Since the inception of MS-DRGs, however, South Shore had to change the Excel sheet for comparative ratios due to the new DRGs (i.e., with MCC, with CC, without CC or MCC).

However, Marini says that with a year of data under its belt the program will soon resume these comparative ratios.

"After October 1 we should be able to benchmark ourselves internally, locally, and nationally with one year of MS-DRG data," she says.

Along with using the Medicare Compare spreadsheet the department also tracks queries. The data on the query spreadsheet contains the following information: 

  • The account number
  • The clinical documentation specialist (CDS) who wrote the query
  • The current DRG
  • The documentation supported DRG
  • Payers and the revenue capture/loss (formulated)

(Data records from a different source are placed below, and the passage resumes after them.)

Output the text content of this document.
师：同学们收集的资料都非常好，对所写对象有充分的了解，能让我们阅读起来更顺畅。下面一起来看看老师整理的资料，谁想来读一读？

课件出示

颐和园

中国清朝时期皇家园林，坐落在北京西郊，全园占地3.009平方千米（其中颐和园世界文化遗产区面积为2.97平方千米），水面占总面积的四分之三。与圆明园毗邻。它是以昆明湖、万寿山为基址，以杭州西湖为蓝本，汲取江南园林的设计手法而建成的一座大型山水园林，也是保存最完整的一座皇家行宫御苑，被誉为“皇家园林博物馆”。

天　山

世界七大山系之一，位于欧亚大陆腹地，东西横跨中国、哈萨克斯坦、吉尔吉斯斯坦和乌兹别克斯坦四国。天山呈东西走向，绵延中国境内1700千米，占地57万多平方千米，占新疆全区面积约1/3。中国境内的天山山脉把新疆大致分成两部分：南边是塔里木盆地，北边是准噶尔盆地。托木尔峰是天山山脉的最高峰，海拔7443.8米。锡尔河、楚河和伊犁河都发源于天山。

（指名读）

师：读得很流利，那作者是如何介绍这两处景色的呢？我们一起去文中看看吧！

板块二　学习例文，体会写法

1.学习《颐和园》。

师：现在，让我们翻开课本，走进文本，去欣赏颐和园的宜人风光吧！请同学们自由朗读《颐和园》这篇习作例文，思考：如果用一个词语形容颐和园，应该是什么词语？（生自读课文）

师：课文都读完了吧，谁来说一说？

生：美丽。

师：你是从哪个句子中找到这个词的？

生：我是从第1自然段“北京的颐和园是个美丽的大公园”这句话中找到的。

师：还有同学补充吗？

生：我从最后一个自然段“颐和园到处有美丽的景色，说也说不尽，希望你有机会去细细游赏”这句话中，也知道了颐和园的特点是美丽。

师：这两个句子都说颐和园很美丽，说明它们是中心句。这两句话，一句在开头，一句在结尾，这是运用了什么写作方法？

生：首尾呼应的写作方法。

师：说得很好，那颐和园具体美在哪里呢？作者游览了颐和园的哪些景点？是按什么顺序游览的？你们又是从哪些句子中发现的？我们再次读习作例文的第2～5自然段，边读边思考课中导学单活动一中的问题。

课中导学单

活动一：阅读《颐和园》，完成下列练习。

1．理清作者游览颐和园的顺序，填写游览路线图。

At the end of the month, a CDS sorts the spreadsheet by those queries which impacted the final DRG, those that didn't impact the final DRG, and by query type. Sorting this spreadsheet allows the team to evaluate what diagnoses are prompting queries, and also whether a CDS needs to re-issue the query or revisit the physician or medical group.

The CDS places a concurrent worksheet with the DRG and any additional CC/MCC diagnoses in the physician progress section of the chart. After discharge (and pre-bill drop), if the DRG on the worksheet does not match the final coded DRG, if the chart is missing a worksheet, or if a physician doesn't answer the query, the team receives the chart for final review.

If the CDS identifies a clinical or coding reason why the final DRG differs from the coded DRG, the CDS fills out a validation worksheet, communicates this with the coder, and places the final result on a spreadsheet.

Finally, a CDS places the captured and lost opportunity revenue from the query database and the validation database on a fiscal year spreadsheet, which is broken out by months.

South Shore's CDI department occasionally formulates additional spreadsheets to track targeted DRGs, physician responses, mortality, and other measures.